Anne Morrow Lindbergh, from 'Gift from the Sea'.

'Distraction is, always has been, and probably always will be, inherent in a woman's life.

For to be a woman is to have interests and duties, raying out in all directions from the central mother-core, like spokes from the hub of a wheel.  The pattern of our lives is essentially circular.  We must be open to all points of the compass; husband, children, friends, home, community; stretched out, exposed, sensitive likes a spider's web to each breeze that blows, to each call that comes.  How difficult for us, then, to achieve a balance in the midst of these contradictory tensions, and yet how necessary for the proper functioning of our lives.

...With a new awareness, both painful and humorous, I begin to understand why the saints were rarely married women.  I am convinced it has nothing inherently to do, as I once supposed, with chastity or children.  It has to do primarily with distractions.  The bearing, rearing, feeding and educating of children; the running of a house with its thousand details; the human relationships with their myriad pulls - woman's normal occupations in general run counter to creative life, or contemplative life, or saintly life. 

The problem is not merely on of 'Woman and Career', 'Woman and the Home', 'Woman and Independence'.  It is more basically: how to remain whole in the midst of the distractions of life; how to remain balanced, no matter what centrifugal forces tend to pull one off center; how to remain strong, no matter what shocks come in at the periphery and tend to crack the hub of the wheel.'

Anne Morrow Lindbergh, extract from, Gift from the Sea.

About How It Is To Live About 16,000kms From Home ...

I grew up in a small town called Mosgiel, population something small, a place where people raised their families.  Near a city (Dunedin) but not a city.

I grew up with aunts and uncles living 'away' but close enough to visit sometimes.  I adored my Nana and Grandad (mum's parents) and often begged to go stay with them in their Invercargill house.  3 hours away in those days ... cars got faster, roads improved.  It's not so far in these days. 

My Grandma and Grandad were delightful too but that appreciation of them came later.  When I was small, it was all about Nana.

My mother was diagnosed with terminal cancer back in 1998, my Nana (her mother) slipped away before her, with undiagnosed cancer.  Surprising us all. 

These days, so many years later, I still imagine them alive and so I have these conversations with them going on in my head.  Not 'voices'.  I guess I simply talk to the memory of them.  The memories of who they were, the memories of how they would react to things in my life now.

But I 'find' them via my senses too.  There might be a sight Mum would love, or an experience I wish I could share with her, or questions I so want to ask her.  And then I've wondered, in the years since losing her, if Nana ever wanted to travel ... but I never knew to ask.  Who knew I was going to do what I did. 

And, of course, I thought they were forever folk.
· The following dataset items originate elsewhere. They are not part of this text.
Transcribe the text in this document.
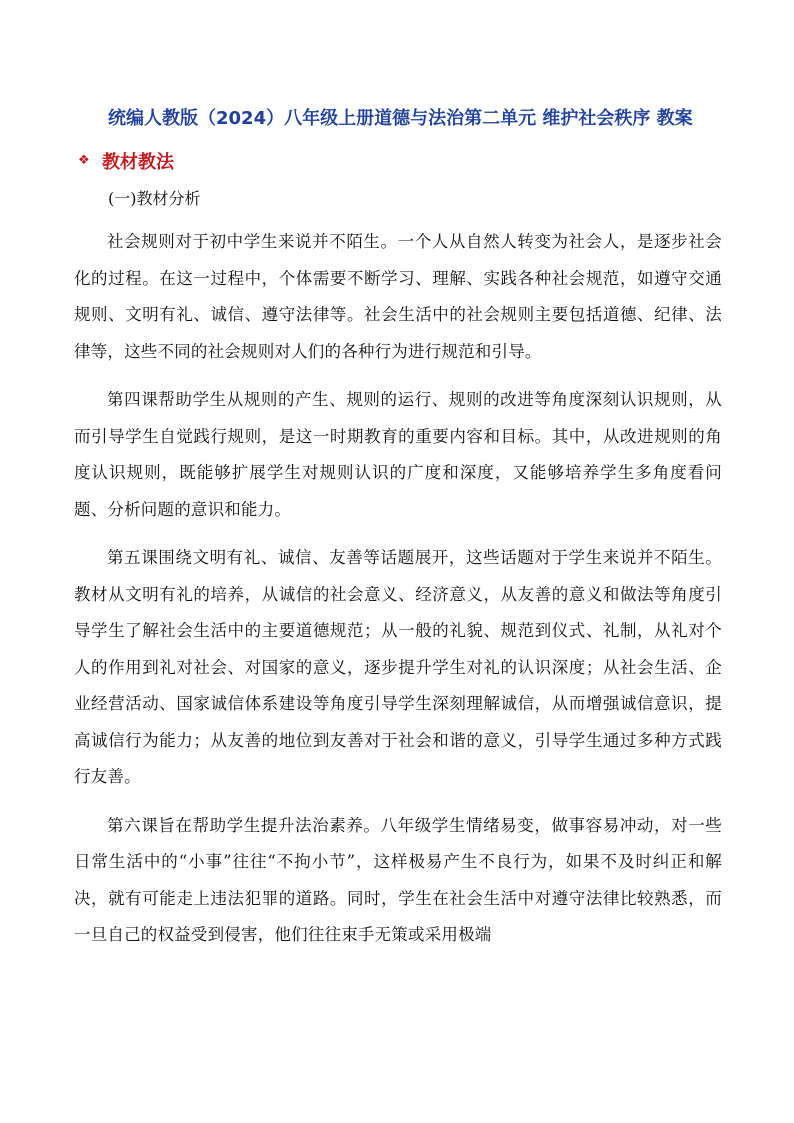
统编人教版（2024）八年级上册道德与法治第二单元 维护社会秩序 教案
❖ 教材教法

(一)教材分析

社会规则对于初中学生来说并不陌生。一个人从自然人转变为社会人，是逐步社会化的过程。在这一过程中，个体需要不断学习、理解、实践各种社会规范，如遵守交通规则、文明有礼、诚信、遵守法律等。社会生活中的社会规则主要包括道德、纪律、法律等，这些不同的社会规则对人们的各种行为进行规范和引导。

第四课帮助学生从规则的产生、规则的运行、规则的改进等角度深刻认识规则，从而引导学生自觉践行规则，是这一时期教育的重要内容和目标。其中，从改进规则的角度认识规则，既能够扩展学生对规则认识的广度和深度，又能够培养学生多角度看问题、分析问题的意识和能力。

第五课围绕文明有礼、诚信、友善等话题展开，这些话题对于学生来说并不陌生。教材从文明有礼的培养，从诚信的社会意义、经济意义，从友善的意义和做法等角度引导学生了解社会生活中的主要道德规范；从一般的礼貌、规范到仪式、礼制，从礼对个人的作用到礼对社会、对国家的意义，逐步提升学生对礼的认识深度；从社会生活、企业经营活动、国家诚信体系建设等角度引导学生深刻理解诚信，从而增强诚信意识，提高诚信行为能力；从友善的地位到友善对于社会和谐的意义，引导学生通过多种方式践行友善。

第六课旨在帮助学生提升法治素养。八年级学生情绪易变，做事容易冲动，对一些日常生活中的“小事”往往“不拘小节”，这样极易产生不良行为，如果不及时纠正和解决，就有可能走上违法犯罪的道路。同时，学生在社会生活中对遵守法律比较熟悉，而一旦自己的权益受到侵害，他们往往束手无策或采用极端
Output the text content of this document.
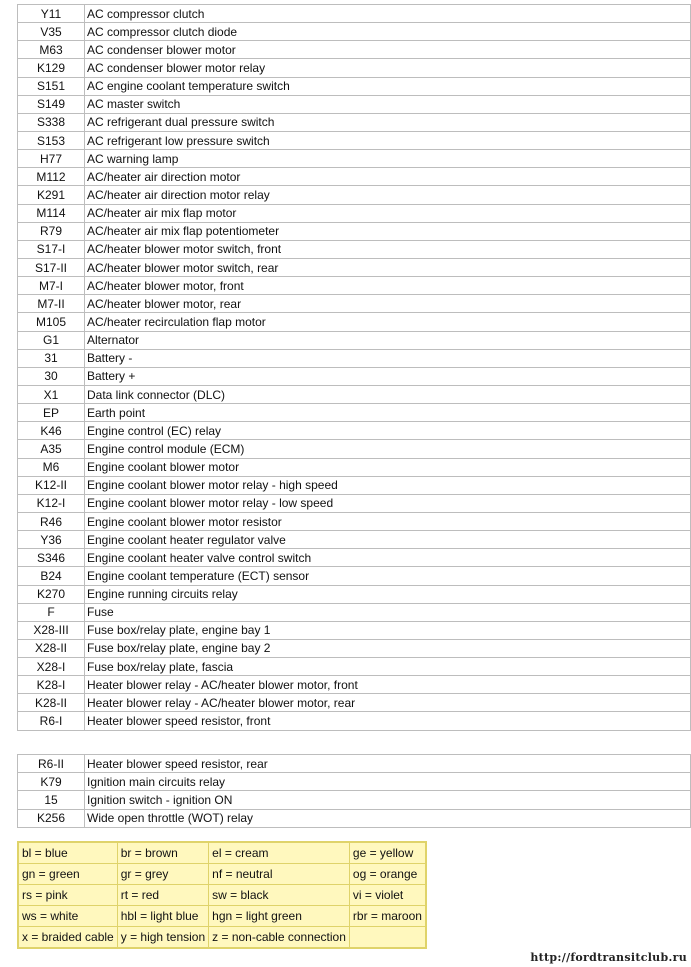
Y11	AC compressor clutch
V35	AC compressor clutch diode
M63	AC condenser blower motor
K129	AC condenser blower motor relay
S151	AC engine coolant temperature switch
S149	AC master switch
S338	AC refrigerant dual pressure switch
S153	AC refrigerant low pressure switch
H77	AC warning lamp
M112	AC/heater air direction motor
K291	AC/heater air direction motor relay
M114	AC/heater air mix flap motor
R79	AC/heater air mix flap potentiometer
S17-I	AC/heater blower motor switch, front
S17-II	AC/heater blower motor switch, rear
M7-I	AC/heater blower motor, front
M7-II	AC/heater blower motor, rear
M105	AC/heater recirculation flap motor
G1	Alternator
31	Battery -
30	Battery +
X1	Data link connector (DLC)
EP	Earth point
K46	Engine control (EC) relay
A35	Engine control module (ECM)
M6	Engine coolant blower motor
K12-II	Engine coolant blower motor relay - high speed
K12-I	Engine coolant blower motor relay - low speed
R46	Engine coolant blower motor resistor
Y36	Engine coolant heater regulator valve
S346	Engine coolant heater valve control switch
B24	Engine coolant temperature (ECT) sensor
K270	Engine running circuits relay
F	Fuse
X28-III	Fuse box/relay plate, engine bay 1
X28-II	Fuse box/relay plate, engine bay 2
X28-I	Fuse box/relay plate, fascia
K28-I	Heater blower relay - AC/heater blower motor, front
K28-II	Heater blower relay - AC/heater blower motor, rear
R6-I	Heater blower speed resistor, front
R6-II	Heater blower speed resistor, rear
K79	Ignition main circuits relay
15	Ignition switch - ignition ON
K256	Wide open throttle (WOT) relay
bl = blue	br = brown	el = cream	ge = yellow
gn = green	gr = grey	nf = neutral	og = orange
rs = pink	rt = red	sw = black	vi = violet
ws = white	hbl = light blue	hgn = light green	rbr = maroon
x = braided cable	y = high tension	z = non-cable connection	
http://fordtransitclub.ru
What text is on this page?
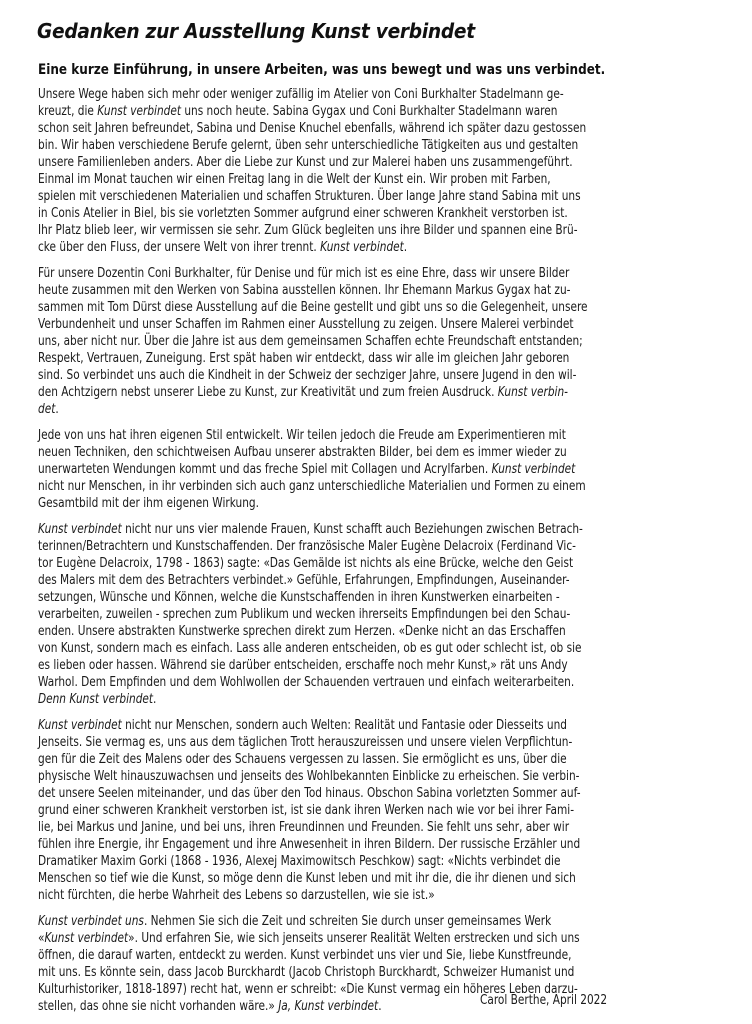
Gedanken zur Ausstellung Kunst verbindet
Eine kurze Einführung, in unsere Arbeiten, was uns bewegt und was uns verbindet.
Unsere Wege haben sich mehr oder weniger zufällig im Atelier von Coni Burkhalter Stadelmann ge-
kreuzt, die Kunst verbindet uns noch heute. Sabina Gygax und Coni Burkhalter Stadelmann waren
schon seit Jahren befreundet, Sabina und Denise Knuchel ebenfalls, während ich später dazu gestossen
bin. Wir haben verschiedene Berufe gelernt, üben sehr unterschiedliche Tätigkeiten aus und gestalten
unsere Familienleben anders. Aber die Liebe zur Kunst und zur Malerei haben uns zusammengeführt.
Einmal im Monat tauchen wir einen Freitag lang in die Welt der Kunst ein. Wir proben mit Farben,
spielen mit verschiedenen Materialien und schaffen Strukturen. Über lange Jahre stand Sabina mit uns
in Conis Atelier in Biel, bis sie vorletzten Sommer aufgrund einer schweren Krankheit verstorben ist.
Ihr Platz blieb leer, wir vermissen sie sehr. Zum Glück begleiten uns ihre Bilder und spannen eine Brü-
cke über den Fluss, der unsere Welt von ihrer trennt. Kunst verbindet.
Für unsere Dozentin Coni Burkhalter, für Denise und für mich ist es eine Ehre, dass wir unsere Bilder
heute zusammen mit den Werken von Sabina ausstellen können. Ihr Ehemann Markus Gygax hat zu-
sammen mit Tom Dürst diese Ausstellung auf die Beine gestellt und gibt uns so die Gelegenheit, unsere
Verbundenheit und unser Schaffen im Rahmen einer Ausstellung zu zeigen. Unsere Malerei verbindet
uns, aber nicht nur. Über die Jahre ist aus dem gemeinsamen Schaffen echte Freundschaft entstanden;
Respekt, Vertrauen, Zuneigung. Erst spät haben wir entdeckt, dass wir alle im gleichen Jahr geboren
sind. So verbindet uns auch die Kindheit in der Schweiz der sechziger Jahre, unsere Jugend in den wil-
den Achtzigern nebst unserer Liebe zu Kunst, zur Kreativität und zum freien Ausdruck. Kunst verbin-
det.
Jede von uns hat ihren eigenen Stil entwickelt. Wir teilen jedoch die Freude am Experimentieren mit
neuen Techniken, den schichtweisen Aufbau unserer abstrakten Bilder, bei dem es immer wieder zu
unerwarteten Wendungen kommt und das freche Spiel mit Collagen und Acrylfarben. Kunst verbindet
nicht nur Menschen, in ihr verbinden sich auch ganz unterschiedliche Materialien und Formen zu einem
Gesamtbild mit der ihm eigenen Wirkung.
Kunst verbindet nicht nur uns vier malende Frauen, Kunst schafft auch Beziehungen zwischen Betrach-
terinnen/Betrachtern und Kunstschaffenden. Der französische Maler Eugène Delacroix (Ferdinand Vic-
tor Eugène Delacroix, 1798 - 1863) sagte: «Das Gemälde ist nichts als eine Brücke, welche den Geist
des Malers mit dem des Betrachters verbindet.» Gefühle, Erfahrungen, Empfindungen, Auseinander-
setzungen, Wünsche und Können, welche die Kunstschaffenden in ihren Kunstwerken einarbeiten -
verarbeiten, zuweilen - sprechen zum Publikum und wecken ihrerseits Empfindungen bei den Schau-
enden. Unsere abstrakten Kunstwerke sprechen direkt zum Herzen. «Denke nicht an das Erschaffen
von Kunst, sondern mach es einfach. Lass alle anderen entscheiden, ob es gut oder schlecht ist, ob sie
es lieben oder hassen. Während sie darüber entscheiden, erschaffe noch mehr Kunst,» rät uns Andy
Warhol. Dem Empfinden und dem Wohlwollen der Schauenden vertrauen und einfach weiterarbeiten.
Denn Kunst verbindet.
Kunst verbindet nicht nur Menschen, sondern auch Welten: Realität und Fantasie oder Diesseits und
Jenseits. Sie vermag es, uns aus dem täglichen Trott herauszureissen und unsere vielen Verpflichtun-
gen für die Zeit des Malens oder des Schauens vergessen zu lassen. Sie ermöglicht es uns, über die
physische Welt hinauszuwachsen und jenseits des Wohlbekannten Einblicke zu erheischen. Sie verbin-
det unsere Seelen miteinander, und das über den Tod hinaus. Obschon Sabina vorletzten Sommer auf-
grund einer schweren Krankheit verstorben ist, ist sie dank ihren Werken nach wie vor bei ihrer Fami-
lie, bei Markus und Janine, und bei uns, ihren Freundinnen und Freunden. Sie fehlt uns sehr, aber wir
fühlen ihre Energie, ihr Engagement und ihre Anwesenheit in ihren Bildern. Der russische Erzähler und
Dramatiker Maxim Gorki (1868 - 1936, Alexej Maximowitsch Peschkow) sagt: «Nichts verbindet die
Menschen so tief wie die Kunst, so möge denn die Kunst leben und mit ihr die, die ihr dienen und sich
nicht fürchten, die herbe Wahrheit des Lebens so darzustellen, wie sie ist.»
Kunst verbindet uns. Nehmen Sie sich die Zeit und schreiten Sie durch unser gemeinsames Werk
«Kunst verbindet». Und erfahren Sie, wie sich jenseits unserer Realität Welten erstrecken und sich uns
öffnen, die darauf warten, entdeckt zu werden. Kunst verbindet uns vier und Sie, liebe Kunstfreunde,
mit uns. Es könnte sein, dass Jacob Burckhardt (Jacob Christoph Burckhardt, Schweizer Humanist und
Kulturhistoriker, 1818-1897) recht hat, wenn er schreibt: «Die Kunst vermag ein höheres Leben darzu-
stellen, das ohne sie nicht vorhanden wäre.» Ja, Kunst verbindet.	Carol Berthe, April 2022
We never considered that thing called Death while they were alive, there was no, 'this is last time I will see them'.  And then it was complicated by the fact that Mum wasn't even 60 when she died and that she so very much wanted to live.

Fast-forward to Now and I was invited to visit Lake Como.  I went, full of misgivings, knowing the Genova was the place that had captured my soul ... but curious to see what was there at this much-talked-about lake. 

It turns out there was a whole lot of 'home' just waiting for me to discover it.  The lake and the mountains there created a bizarre, and yet beautiful, split in my reality.  It was so very like Queenstown, New Zealand ... and yet, not.  The scent of lake rocks warmed by the sun, cleaned by a massive lake ... so very familiar.  The early morning peace ... 6am lake-lapping, birds calling, and air so clean that it took me back home in the peace of it all.

But another 'experience' was the food.  That first night Helen and I ate on the lakeside balcony of Ristorante Helvetia, in Lezzeno, and oh how we dined.  We ate every course, unusual for us but we were celebrating the end of a first fantastic workshop back in Genova.

For me, the course of the evening was this incredible piece of pork, with cheese and ... other stuff. It took me back to those times, when I was safe in the kitchen of Nana, eating meals that comforted me at some deep soul level, even while she denied she could cook.

I wish I could share my journey with these women who formed me.  I feel that they watch over me since dying, and I hope that they do because I miss them.  My sister will come here one day and we'll travel for sure, toasting those women we loved as we wander.  Those women who made us the creatures we are today.

But anyway, all of that just so I could post this photograph of a dinner that I hope to repeat sometime soon.